Este é um trabalho sobre uma cidade inventada, sobre gestos inacabados, uma piscina de
quintal de água parada e um canto baixinho e triste; canção antiga de samba. Dois leões e um
dinossauro de resina guardam os portões desta ficção que invento em uma tentativa de me
relacionar com uma terra onde tudo finda.
Território matriarcal governado por mulheres flutuando no tempo de suas próprias ficções,
uma dose de campari com pedras grandes de gelo e duas rodelas de limão.
História de amor que deu errado.
Alteridade é uma palavra muito forte. Talvez seja impossível ir de encontro ao outro com
tanta convicção.

Esta cidade não tem nome, mas pode-se afirmar que é um lugar quente, esturricado, onde a
chuva chega pontualmente as seis da tarde e não existe sombra ou vento.
Houve um grande incêndio certa vez, as pessoas saíram as ruas para comemorar a paisagem
finalmente alterada, destruída. Todos enlouqueceram, mas era bonito de se ver.

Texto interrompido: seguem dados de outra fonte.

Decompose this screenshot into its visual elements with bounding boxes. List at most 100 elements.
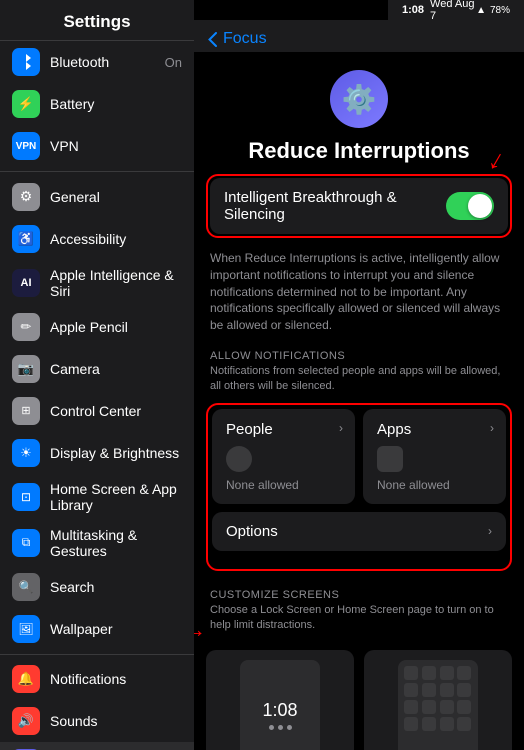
sidebar-icon-vpn: VPN bbox=[12, 132, 40, 160]
allow-notif-desc: Notifications from selected people and a… bbox=[206, 364, 512, 403]
home-icon-13 bbox=[422, 717, 436, 731]
intelligent-desc: When Reduce Interruptions is active, int… bbox=[206, 244, 512, 340]
back-label: Focus bbox=[223, 30, 267, 48]
sidebar-title: Settings bbox=[0, 0, 194, 41]
left-arrow-icon: → bbox=[194, 617, 206, 643]
options-chevron-icon: › bbox=[488, 524, 492, 538]
status-time: 1:08 bbox=[402, 4, 424, 16]
sidebar-icon-home-screen: ⊡ bbox=[12, 483, 40, 511]
apps-card[interactable]: Apps None allowed › bbox=[363, 409, 506, 504]
sidebar-item-notifications[interactable]: 🔔Notifications bbox=[0, 658, 194, 700]
sidebar-item-focus[interactable]: 🌙Focus bbox=[0, 742, 194, 750]
main-content: 1:08 Wed Aug 7 ▲ 78% Focus ⚙️ Reduce Int… bbox=[194, 0, 524, 750]
sidebar-label-control-center: Control Center bbox=[50, 403, 182, 419]
home-icon-14 bbox=[440, 717, 454, 731]
home-icon-8 bbox=[404, 700, 418, 714]
intelligent-label: Intelligent Breakthrough & Silencing bbox=[224, 189, 446, 223]
wifi-icon: ▲ bbox=[476, 5, 486, 16]
sidebar-icon-accessibility: ♿ bbox=[12, 225, 40, 253]
sidebar-label-accessibility: Accessibility bbox=[50, 231, 182, 247]
home-icon-9 bbox=[422, 700, 436, 714]
sidebar-item-general[interactable]: ⚙ General bbox=[0, 176, 194, 218]
dot3 bbox=[287, 725, 292, 730]
intelligent-toggle[interactable] bbox=[446, 192, 494, 220]
sidebar-item-bluetooth[interactable]: BluetoothOn bbox=[0, 41, 194, 83]
status-icons: ▲ 78% bbox=[476, 5, 510, 16]
focus-icon: ⚙️ bbox=[330, 70, 388, 128]
sidebar-item-search[interactable]: 🔍 Search bbox=[0, 566, 194, 608]
sidebar-item-sounds[interactable]: 🔊 Sounds bbox=[0, 700, 194, 742]
home-icon-12 bbox=[404, 717, 418, 731]
sidebar-icon-sounds: 🔊 bbox=[12, 707, 40, 735]
home-icon-11 bbox=[457, 700, 471, 714]
intelligent-card: Intelligent Breakthrough & Silencing bbox=[210, 178, 508, 234]
sidebar-item-wallpaper[interactable]: 🖼Wallpaper bbox=[0, 608, 194, 650]
customize-desc: Choose a Lock Screen or Home Screen page… bbox=[206, 603, 512, 642]
people-label: People bbox=[226, 421, 341, 438]
sidebar: Settings BluetoothOn⚡Battery VPN VPN ⚙ Gener… bbox=[0, 0, 194, 750]
sidebar-label-camera: Camera bbox=[50, 361, 182, 377]
focus-emoji: ⚙️ bbox=[342, 83, 377, 116]
sidebar-divider2 bbox=[0, 654, 194, 655]
home-icons-grid bbox=[398, 660, 478, 737]
sidebar-label-apple-pencil: Apple Pencil bbox=[50, 319, 182, 335]
sidebar-list: BluetoothOn⚡Battery VPN VPN ⚙ General ♿ Access… bbox=[0, 41, 194, 750]
lock-dots bbox=[269, 725, 292, 730]
sidebar-icon-apple-intelligence: AI bbox=[12, 269, 40, 297]
back-chevron-icon bbox=[208, 32, 217, 47]
sidebar-icon-search: 🔍 bbox=[12, 573, 40, 601]
toggle-knob bbox=[468, 194, 492, 218]
sidebar-label-search: Search bbox=[50, 579, 182, 595]
home-icon-7 bbox=[457, 683, 471, 697]
sidebar-item-home-screen[interactable]: ⊡ Home Screen & App Library bbox=[0, 474, 194, 520]
sidebar-label-display: Display & Brightness bbox=[50, 445, 182, 461]
apps-chevron-icon: › bbox=[490, 421, 494, 435]
back-button[interactable]: Focus bbox=[208, 30, 267, 48]
home-icon-4 bbox=[404, 683, 418, 697]
sidebar-item-vpn[interactable]: VPN VPN bbox=[0, 125, 194, 167]
lock-screen-preview: 1:08 bbox=[240, 660, 320, 750]
home-icon-6 bbox=[440, 683, 454, 697]
sidebar-label-apple-intelligence: Apple Intelligence & Siri bbox=[50, 267, 182, 299]
sidebar-value-bluetooth: On bbox=[165, 55, 182, 70]
home-icon-3 bbox=[457, 666, 471, 680]
people-card[interactable]: People None allowed › bbox=[212, 409, 355, 504]
sidebar-item-apple-intelligence[interactable]: AI Apple Intelligence & Siri bbox=[0, 260, 194, 306]
home-icon-10 bbox=[440, 700, 454, 714]
sidebar-icon-bluetooth bbox=[12, 48, 40, 76]
sidebar-item-accessibility[interactable]: ♿ Accessibility bbox=[0, 218, 194, 260]
status-date: Wed Aug 7 bbox=[430, 0, 476, 22]
sidebar-item-camera[interactable]: 📷Camera bbox=[0, 348, 194, 390]
sidebar-label-home-screen: Home Screen & App Library bbox=[50, 481, 182, 513]
intelligent-card-outline: Intelligent Breakthrough & Silencing bbox=[206, 174, 512, 238]
sidebar-label-vpn: VPN bbox=[50, 138, 182, 154]
home-icon-15 bbox=[457, 717, 471, 731]
apps-label: Apps bbox=[377, 421, 492, 438]
home-icon-1 bbox=[422, 666, 436, 680]
home-icon-0 bbox=[404, 666, 418, 680]
home-screen-card[interactable]: Choose bbox=[364, 650, 512, 750]
options-row[interactable]: Options › bbox=[212, 512, 506, 551]
customize-screens-section: CUSTOMIZE SCREENS Choose a Lock Screen o… bbox=[206, 579, 512, 750]
sidebar-item-multitasking[interactable]: ⧉ Multitasking & Gestures bbox=[0, 520, 194, 566]
allow-notif-header: ALLOW NOTIFICATIONS bbox=[206, 340, 512, 364]
lock-screen-card[interactable]: 1:08 Choose bbox=[206, 650, 354, 750]
sidebar-item-apple-pencil[interactable]: ✏Apple Pencil bbox=[0, 306, 194, 348]
apps-sub: None allowed bbox=[377, 478, 492, 492]
page-title: Reduce Interruptions bbox=[248, 138, 469, 164]
sidebar-item-control-center[interactable]: ⊞Control Center bbox=[0, 390, 194, 432]
sidebar-label-sounds: Sounds bbox=[50, 713, 182, 729]
status-bar: 1:08 Wed Aug 7 ▲ 78% bbox=[388, 0, 524, 20]
sidebar-icon-battery: ⚡ bbox=[12, 90, 40, 118]
sidebar-icon-multitasking: ⧉ bbox=[12, 529, 40, 557]
sidebar-icon-notifications: 🔔 bbox=[12, 665, 40, 693]
sidebar-icon-general: ⚙ bbox=[12, 183, 40, 211]
people-sub: None allowed bbox=[226, 478, 341, 492]
sidebar-label-general: General bbox=[50, 189, 182, 205]
intelligent-toggle-row[interactable]: Intelligent Breakthrough & Silencing bbox=[210, 178, 508, 234]
sidebar-label-multitasking: Multitasking & Gestures bbox=[50, 527, 182, 559]
options-label: Options bbox=[226, 523, 488, 540]
sidebar-divider1 bbox=[0, 171, 194, 172]
sidebar-item-display[interactable]: ☀Display & Brightness bbox=[0, 432, 194, 474]
sidebar-item-battery[interactable]: ⚡Battery bbox=[0, 83, 194, 125]
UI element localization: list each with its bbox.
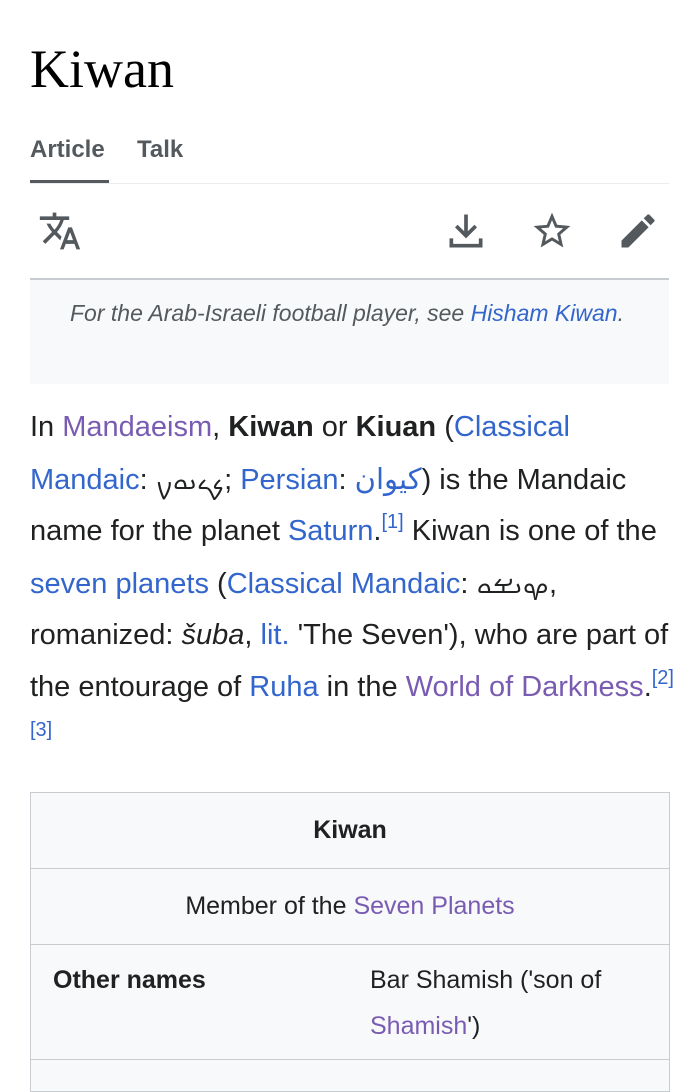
- tab-talk[interactable]: Talk: [137, 133, 183, 167]
- infobox-subtitle: Member of the Seven Planets: [31, 869, 669, 945]
- article-tabs: Article Talk: [30, 133, 669, 184]
- infobox-label: Other names: [53, 966, 206, 994]
- infobox-value: Bar Shamish ('son of Shamish'): [370, 957, 650, 1049]
- reference-3[interactable]: [3]: [30, 719, 52, 741]
- download-icon[interactable]: [444, 209, 488, 253]
- lead-text: ,: [244, 619, 261, 652]
- lead-text: ,: [212, 411, 229, 443]
- persian-script-link[interactable]: کیوان: [355, 462, 422, 496]
- lead-text: Kiwan is one of the: [403, 515, 657, 548]
- mandaic-script: ࡊࡉࡅࡀࡍ: [155, 461, 225, 496]
- hatnote: For the Arab-Israeli football player, se…: [30, 280, 669, 384]
- romanized-term: šuba: [181, 619, 245, 652]
- reference-2[interactable]: [2]: [652, 667, 674, 689]
- infobox-value-text: Bar Shamish ('son of: [370, 966, 602, 994]
- lead-text: ;: [224, 463, 241, 496]
- lead-text: (: [436, 411, 454, 443]
- lead-text: :: [338, 463, 355, 496]
- article-page: Kiwan Article Talk For the Arab-Israeli …: [0, 0, 697, 1092]
- mandaic-script-2: ࡔࡅࡁࡀ: [476, 565, 549, 600]
- page-title: Kiwan: [30, 39, 174, 99]
- term-kiuan: Kiuan: [355, 411, 437, 443]
- link-lit[interactable]: lit.: [261, 619, 290, 651]
- link-world-of-darkness[interactable]: World of Darkness: [406, 671, 644, 703]
- link-seven-planets-infobox[interactable]: Seven Planets: [353, 892, 514, 920]
- lead-text: (: [208, 567, 227, 600]
- link-persian[interactable]: Persian: [240, 464, 338, 496]
- lead-text: In: [30, 411, 63, 443]
- language-icon[interactable]: [38, 209, 82, 253]
- lead-paragraph: In Mandaeism, Kiwan or Kiuan (Classical …: [30, 402, 675, 765]
- hatnote-link-hisham-kiwan[interactable]: Hisham Kiwan: [471, 300, 618, 326]
- tab-article[interactable]: Article: [30, 133, 109, 183]
- term-kiwan: Kiwan: [228, 411, 314, 443]
- lead-text: in the: [318, 670, 406, 703]
- page-actions-toolbar: [30, 184, 669, 280]
- link-mandaeism[interactable]: Mandaeism: [62, 411, 212, 443]
- link-saturn[interactable]: Saturn: [288, 515, 373, 547]
- infobox-title: Kiwan: [31, 793, 669, 869]
- hatnote-suffix: .: [617, 300, 624, 326]
- edit-icon[interactable]: [616, 209, 660, 253]
- star-icon[interactable]: [530, 209, 574, 253]
- link-classical-mandaic-2[interactable]: Classical Mandaic: [227, 568, 461, 600]
- infobox-row-other-names: Other names Bar Shamish ('son of Shamish…: [31, 945, 669, 1060]
- infobox-subtitle-text: Member of the: [185, 892, 354, 920]
- hatnote-text: For the Arab-Israeli football player, se…: [70, 300, 471, 326]
- lead-text: .: [643, 670, 652, 703]
- lead-text: :: [139, 463, 156, 496]
- infobox: Kiwan Member of the Seven Planets Other …: [30, 792, 670, 1092]
- lead-text: or: [313, 411, 356, 443]
- link-ruha[interactable]: Ruha: [249, 671, 318, 703]
- link-seven-planets[interactable]: seven planets: [30, 568, 209, 600]
- reference-1[interactable]: [1]: [381, 511, 403, 533]
- link-shamish[interactable]: Shamish: [370, 1012, 467, 1040]
- lead-text: :: [460, 567, 477, 600]
- infobox-value-suffix: '): [467, 1012, 481, 1040]
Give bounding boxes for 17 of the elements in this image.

O famoso incêndio virou pintura.

Realizo expedições esporádicas a este território sem nome, inventando um espaço de espera e
falsa calmaria, onde o único relógio existente habita a sala escura de uma casa amadeirada.
Relógio de corda, que insistentemente toca as 12 badaladas desde que se conhece por relógio -
insistindo em uma atividade obsoleta.
Algo está errado mas ninguém consegue explicar o que é.

Ano passado aconteceu o primeiro velório na cidade sem nome. Morrer e desaparecer são
coisas diferentes. Quando a gente morre, vira uma outra coisa, quando a gente desaparece, a
memória perde seu próprio mecanismo de ressignificação . Nunca havia-se visto gente viva até
então morrer. Foi um evento, burburinho. Parecia impossível, a atividade de morrer.

O corpo é um casco mesmo. Loucura da nossa cabeça.

É importante sempre ressignificar a memória que resta, mesmo que esta vire mentira. Mentira e
ficção também são palavras distintas. As palavras estão morrendo, a fotografia não dá mais conta
de suas próprias verdades.

Os mortos dançam a última canção da festa, em um grande salão cheio de confetes.



This is a work about an invented city, about unfinished gestures, a backyard with a pool and a low, sad music; an old samba song. Two lions and a resin dinosaur guard the gates of this fiction that I invent in an attempt to relate to a land where everything ends.
Matriarchal territory ruled by women floating in a time of their own fictions, a dose of campari on the rocks and two slices of lemon. Love story that went wrong.
Alterity is a very strong word. It may be impossible to go into the other with such a conviction.

This city has no name, but it can be said that it is a hot, sturdy place, where the rain arrives punctually at six in the afternoon and there is no shade or sign of wind. There was a big fire once. People went out to celebrate the altered, destroyed landscape. Everyone went crazy, but it was beautiful to see.

The famous fire turned into paint.

Last year the first funeral was held in the unnamed city. Dying and disappearing are two different things. When you die, you become something else, when you disappear, the memory loses its own mechanism of resignification. People had never died before. It was an event, a buzz. It just seemed impossible: the activity of dying.

The body is a cocoon. Madness in our head.

It is important to always re-signify the memory that remains, even if it becomes a lie. Lie and fiction are also different words. Words are dying, photography no longer handle it own truths.

The dead dance the last song of the party, in a large saloon full of confetti.